Но решётки были узкие, и выскочить нельзя.

С передней подводы соскочил высокий парень, заправил вожжи под сиденье, крикнул на лошадей, которые, прижав уши, стали было кусаться: «Но-о, балуй!..»— и пошёл к домику, похлопывая кнутом по пыльным сапогам.

В домике было тихо.

— Эй, кто там!.. Паромщик, переправа! — и постучал кнутовищем в тёмное оконце.

Никто не откликнулся.

С другой подводы прошамкал старик:

— Спят, видно, не слышат. Грохни-ка в дверь.

Парень подошёл к двери и загремел кольцом:

— Слышь, что ль! Давай переправу.

Кирилл поднял чёрную лохматую голову:

— Эй, Васька, слышь, ступай перевези, — и лёг.

Мальчик вскочил, потёр глаза, потянулся и опять упал на солому — мучительно хотелось спать.

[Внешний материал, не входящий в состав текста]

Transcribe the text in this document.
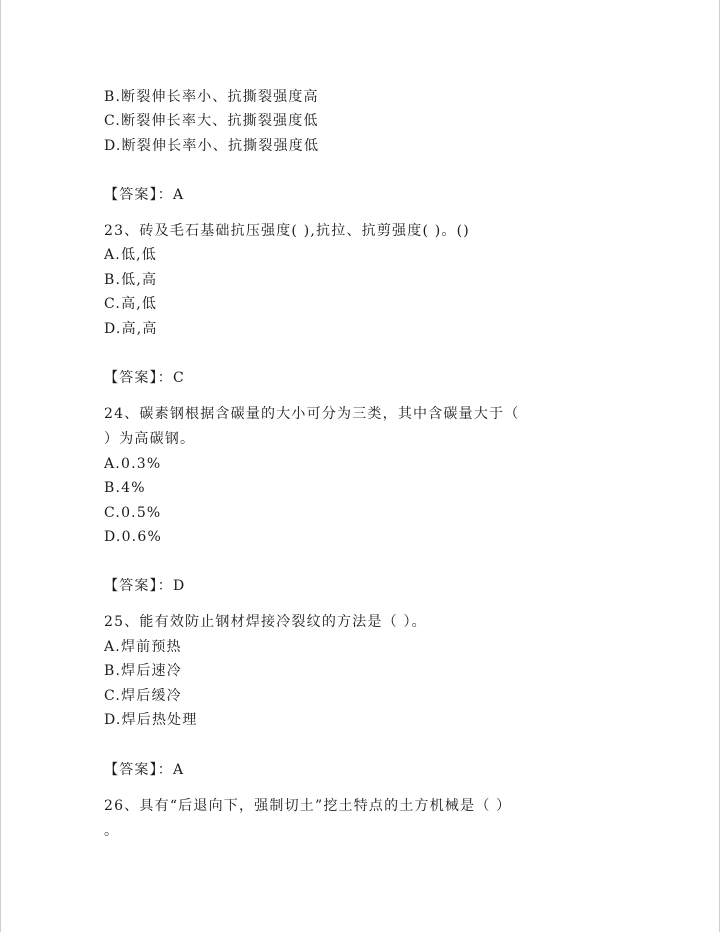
B.断裂伸长率小、抗撕裂强度高
C.断裂伸长率大、抗撕裂强度低
D.断裂伸长率小、抗撕裂强度低
【答案】：A
23、砖及毛石基础抗压强度( ),抗拉、抗剪强度( )。()
A.低,低
B.低,高
C.高,低
D.高,高
【答案】：C
24、碳素钢根据含碳量的大小可分为三类，其中含碳量大于（
）为高碳钢。
A.0.3%
B.4%
C.0.5%
D.0.6%
【答案】：D
25、能有效防止钢材焊接冷裂纹的方法是（ ）。
A.焊前预热
B.焊后速冷
C.焊后缓冷
D.焊后热处理
【答案】：A
26、具有“后退向下，强制切土”挖土特点的土方机械是（ ）
。
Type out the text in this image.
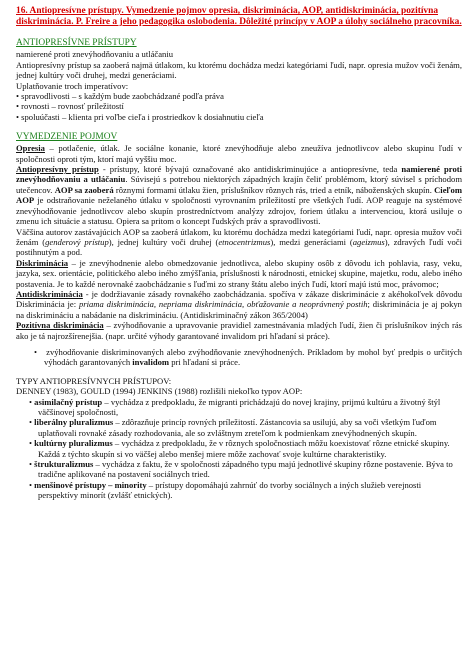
16. Antiopresívne prístupy. Vymedzenie pojmov opresia, diskriminácia, AOP, antidiskriminácia, pozitívna diskriminácia. P. Freire a jeho pedagogika oslobodenia. Dôležité princípy v AOP a úlohy sociálneho pracovníka.
ANTIOPRESÍVNE PRÍSTUPY

namierené proti znevýhodňovaniu a utláčaniu

Antiopresívny prístup sa zaoberá najmä útlakom, ku ktorému dochádza medzi kategóriami ľudí, napr. opresia mužov voči ženám, jednej kultúry voči druhej, medzi generáciami.

Uplatňovanie troch imperatívov:

• spravodlivosti – s každým bude zaobchádzané podľa práva
• rovnosti – rovnosť príležitostí
• spoluúčasti – klienta pri voľbe cieľa i prostriedkov k dosiahnutiu cieľa
VYMEDZENIE POJMOV

Opresia – potlačenie, útlak. Je sociálne konanie, ktoré znevýhodňuje alebo zneužíva jednotlivcov alebo skupinu ľudí v spoločnosti oproti tým, ktorí majú vyššiu moc.

Antiopresívny prístup - prístupy, ktoré bývajú označované ako antidiskriminujúce a antiopresívne, teda namierené proti znevýhodňovaniu a utláčaniu. Súvisejú s potrebou niektorých západných krajín čeliť problémom, ktorý súvisel s príchodom utečencov. AOP sa zaoberá rôznymi formami útlaku žien, príslušníkov rôznych rás, tried a etník, náboženských skupín. Cieľom AOP je odstraňovanie neželaného útlaku v spoločnosti vyrovnaním príležitostí pre všetkých ľudí. AOP reaguje na systémové znevýhodňovanie jednotlivcov alebo skupín prostredníctvom analýzy zdrojov, foriem útlaku a intervenciou, ktorá usiluje o zmenu ich situácie a statusu. Opiera sa pritom o koncept ľudských práv a spravodlivosti.

Väčšina autorov zastávajúcich AOP sa zaoberá útlakom, ku ktorému dochádza medzi kategóriami ľudí, napr. opresia mužov voči ženám (genderový prístup), jednej kultúry voči druhej (etnocentrizmus), medzi generáciami (ageizmus), zdravých ľudí voči postihnutým a pod.

Diskriminácia – je znevýhodnenie alebo obmedzovanie jednotlivca, alebo skupiny osôb z dôvodu ich pohlavia, rasy, veku, jazyka, sex. orientácie, politického alebo iného zmýšľania, príslušnosti k národnosti, etnickej skupine, majetku, rodu, alebo iného postavenia. Je to každé nerovnaké zaobchádzanie s ľuďmi zo strany štátu alebo iných ľudí, ktorí majú istú moc, právomoc;

Antidiskriminácia - je dodržiavanie zásady rovnakého zaobchádzania. spočíva v zákaze diskriminácie z akéhokoľvek dôvodu Diskriminácia je: priama diskriminácia, nepriama diskriminácia, obťažovanie a neoprávnený postih; diskriminácia je aj pokyn na diskrimináciu a nabádanie na diskrimináciu. (Antidiskriminačný zákon 365/2004)

Pozitívna diskriminácia – zvýhodňovanie a upravovanie pravidiel zamestnávania mladých ľudí, žien či príslušníkov iných rás ako je tá najrozšírenejšia. (napr. určité výhody garantované invalidom pri hľadaní si práce).

•   zvýhodňovanie diskriminovaných alebo zvýhodňovanie znevýhodnených. Príkladom by mohol byť predpis o určitých výhodách garantovaných invalidom pri hľadaní si práce.

TYPY ANTIOPRESÍVNYCH PRÍSTUPOV:

DENNEY (1983), GOULD (1994) JENKINS (1988) rozlišili niekoľko typov AOP:

• asimilačný prístup – vychádza z predpokladu, že migranti prichádzajú do novej krajiny, prijmú kultúru a životný štýl väčšinovej spoločnosti,
• liberálny pluralizmus – zdôrazňuje princíp rovných príležitostí. Zástancovia sa usilujú, aby sa voči všetkým ľuďom uplatňovali rovnaké zásady rozhodovania, ale so zvláštnym zreteľom k podmienkam znevýhodnených skupín.
• kultúrny pluralizmus – vychádza z predpokladu, že v rôznych spoločnostiach môžu koexistovať rôzne etnické skupiny. Každá z týchto skupín si vo väčšej alebo menšej miere môže zachovať svoje kultúrne charakteristiky.
• štrukturalizmus – vychádza z faktu, že v spoločnosti západného typu majú jednotlivé skupiny rôzne postavenie. Býva to tradične aplikované na postavení sociálnych tried.
• menšinové prístupy – minority – prístupy dopomáhajú zahrnúť do tvorby sociálnych a iných služieb verejnosti perspektívy minorít (zvlášť etnických).
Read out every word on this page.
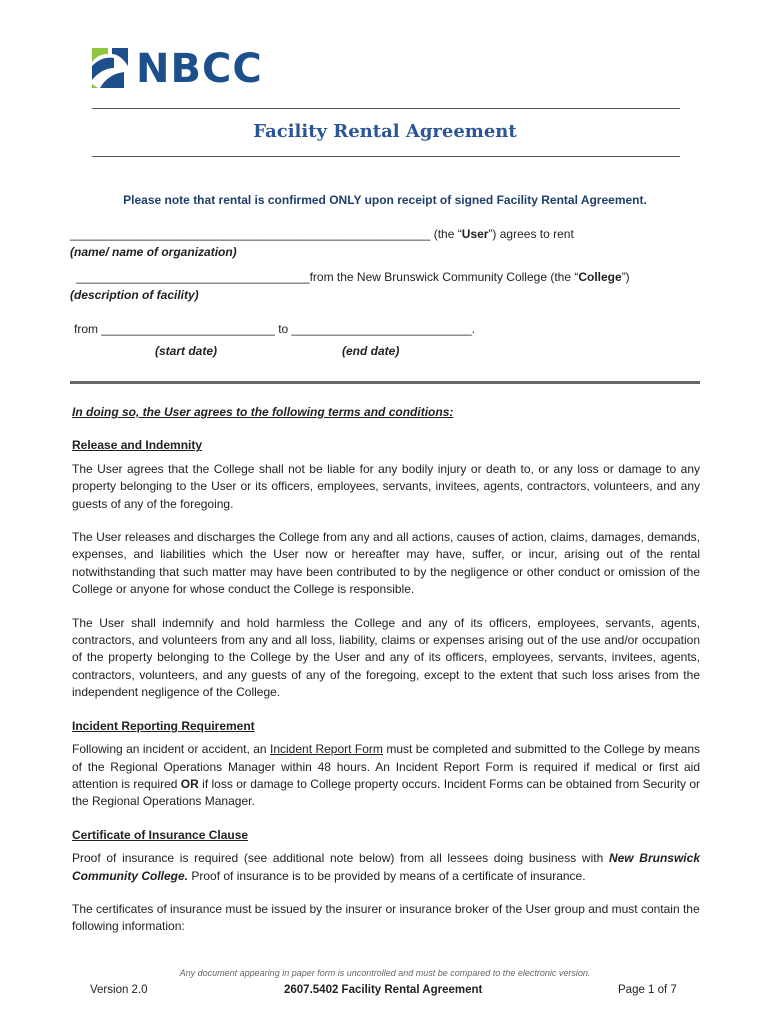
NBCC
Facility Rental Agreement
Please note that rental is confirmed ONLY upon receipt of signed Facility Rental Agreement.
______________________________________________________ (the “User”) agrees to rent
(name/ name of organization)
___________________________________from the New Brunswick Community College (the “College”)
(description of facility)
from __________________________ to ___________________________.
(start date)	(end date)

In doing so, the User agrees to the following terms and conditions:

Release and Indemnity

The User agrees that the College shall not be liable for any bodily injury or death to, or any loss or damage to any property belonging to the User or its officers, employees, servants, invitees, agents, contractors, volunteers, and any guests of any of the foregoing.

The User releases and discharges the College from any and all actions, causes of action, claims, damages, demands, expenses, and liabilities which the User now or hereafter may have, suffer, or incur, arising out of the rental notwithstanding that such matter may have been contributed to by the negligence or other conduct or omission of the College or anyone for whose conduct the College is responsible.

The User shall indemnify and hold harmless the College and any of its officers, employees, servants, agents, contractors, and volunteers from any and all loss, liability, claims or expenses arising out of the use and/or occupation of the property belonging to the College by the User and any of its officers, employees, servants, invitees, agents, contractors, volunteers, and any guests of any of the foregoing, except to the extent that such loss arises from the independent negligence of the College.

Incident Reporting Requirement

Following an incident or accident, an Incident Report Form must be completed and submitted to the College by means of the Regional Operations Manager within 48 hours. An Incident Report Form is required if medical or first aid attention is required OR if loss or damage to College property occurs. Incident Forms can be obtained from Security or the Regional Operations Manager.

Certificate of Insurance Clause

Proof of insurance is required (see additional note below) from all lessees doing business with New Brunswick Community College. Proof of insurance is to be provided by means of a certificate of insurance.

The certificates of insurance must be issued by the insurer or insurance broker of the User group and must contain the following information:

Any document appearing in paper form is uncontrolled and must be compared to the electronic version.
Version 2.0	2607.5402 Facility Rental Agreement	Page 1 of 7
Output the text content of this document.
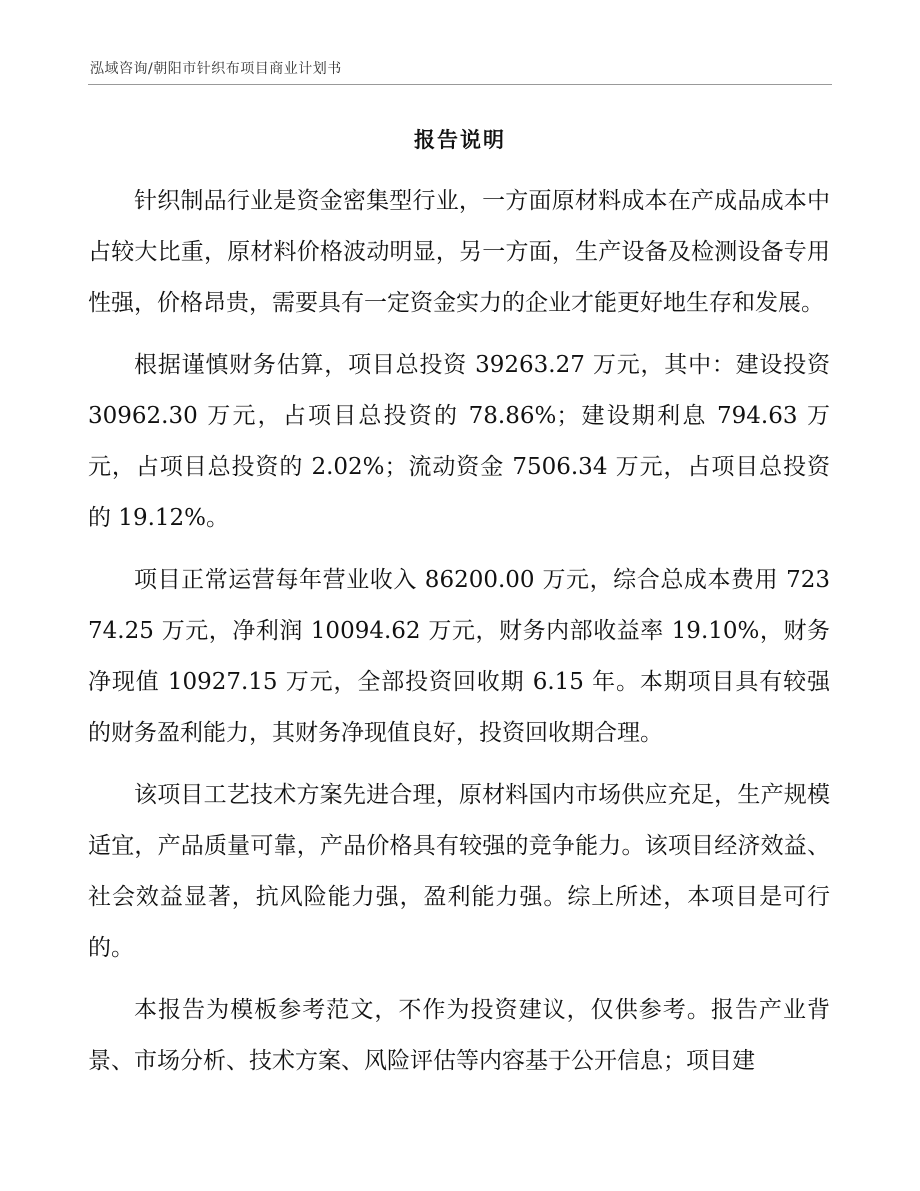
泓域咨询/朝阳市针织布项目商业计划书
报告说明

针织制品行业是资金密集型行业，一方面原材料成本在产成品成本中占较大比重，原材料价格波动明显，另一方面，生产设备及检测设备专用性强，价格昂贵，需要具有一定资金实力的企业才能更好地生存和发展。

根据谨慎财务估算，项目总投资 39263.27 万元，其中：建设投资 30962.30 万元，占项目总投资的 78.86%；建设期利息 794.63 万元，占项目总投资的 2.02%；流动资金 7506.34 万元，占项目总投资的 19.12%。

项目正常运营每年营业收入 86200.00 万元，综合总成本费用 72374.25 万元，净利润 10094.62 万元，财务内部收益率 19.10%，财务净现值 10927.15 万元，全部投资回收期 6.15 年。本期项目具有较强的财务盈利能力，其财务净现值良好，投资回收期合理。

该项目工艺技术方案先进合理，原材料国内市场供应充足，生产规模适宜，产品质量可靠，产品价格具有较强的竞争能力。该项目经济效益、社会效益显著，抗风险能力强，盈利能力强。综上所述，本项目是可行的。

本报告为模板参考范文，不作为投资建议，仅供参考。报告产业背景、市场分析、技术方案、风险评估等内容基于公开信息；项目建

— Ты чего же вылёживаешься? Ждут, — сказал Кирилл, не поднимая головы.

Мальчик опять вскочил, поддёрнул штанишки, снял со стены ключ и без шапки, босиком вышел.

За лугом сквозь лёгкие тучки краснелась заря, отражаясь в реке. Над водой курился лёгкий пар.

Мальчика передёрнуло от утренней свежести, и он побежал к парому, шлёпая по мокрому песку босыми ногами; нагнулся и стал ключом отмыкать цепь, которою на ночь примыкался паром.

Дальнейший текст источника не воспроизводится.